On the one hand, this may seem confusing, but in fact, this is actually an individual approach to the formation of military units in separate military districts, branches and branches of the armed forces.
One of the most discussed points of the ongoing military reform is the rearmament of the army. And here the new leadership of the Ministry of Defense, perhaps, will have to face difficulties to a greater extent. The fact is that the previous minister was never able to establish a clear system for the implementation of the State Defense Order. The conclusion of agreements was postponed indefinitely, the money lay in the accounts, the production was idle without work … Everything led to a banal dead end. In recent months, the situation seems to have begun to get off the ground, but there is still too much to be done to re-equip the army by 2020 with the planned 70% new types of weapons and military equipment.
Obviously, a lot has already been done in terms of reform, but today is the turning point when more needs to be done.
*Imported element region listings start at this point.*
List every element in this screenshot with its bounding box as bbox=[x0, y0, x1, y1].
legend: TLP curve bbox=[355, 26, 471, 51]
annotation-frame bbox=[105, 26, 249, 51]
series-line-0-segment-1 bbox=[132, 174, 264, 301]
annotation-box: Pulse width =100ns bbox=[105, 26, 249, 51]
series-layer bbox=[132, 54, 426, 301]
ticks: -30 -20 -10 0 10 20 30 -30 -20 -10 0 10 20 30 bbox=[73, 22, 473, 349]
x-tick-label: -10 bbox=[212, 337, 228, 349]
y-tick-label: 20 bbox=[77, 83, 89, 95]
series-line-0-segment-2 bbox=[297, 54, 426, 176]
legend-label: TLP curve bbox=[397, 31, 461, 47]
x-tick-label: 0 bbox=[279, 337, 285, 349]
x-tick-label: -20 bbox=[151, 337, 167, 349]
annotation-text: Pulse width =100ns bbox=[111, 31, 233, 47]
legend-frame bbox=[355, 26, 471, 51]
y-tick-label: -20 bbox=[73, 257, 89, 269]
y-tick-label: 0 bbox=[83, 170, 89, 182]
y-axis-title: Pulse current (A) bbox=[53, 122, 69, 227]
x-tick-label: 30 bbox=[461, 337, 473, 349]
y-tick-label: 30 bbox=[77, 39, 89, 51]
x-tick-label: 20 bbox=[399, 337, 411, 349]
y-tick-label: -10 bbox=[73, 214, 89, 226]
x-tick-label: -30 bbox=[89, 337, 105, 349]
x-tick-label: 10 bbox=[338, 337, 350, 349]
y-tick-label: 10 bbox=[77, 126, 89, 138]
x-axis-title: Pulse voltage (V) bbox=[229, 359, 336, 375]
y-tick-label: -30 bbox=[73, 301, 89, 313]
If the new minister, together with his entourage, make every effort to turn the Russian army into a real fist, capable of delivering a crushing blow at the right time, while creating a positive image of the Russian serviceman and increasing the prestige of the service itself, then the reform can be considered not in vain. If, however, they begin to play back and revise in all segments of the reform, then this can hardly be called a positive. In general, there is a lot of time, but, paradoxically, there is little time … So, it is not in vain that Deputy Vladimir Komoedov from the Duma Defense Committee advises the new minister to get down to work, rolling up his sleeves.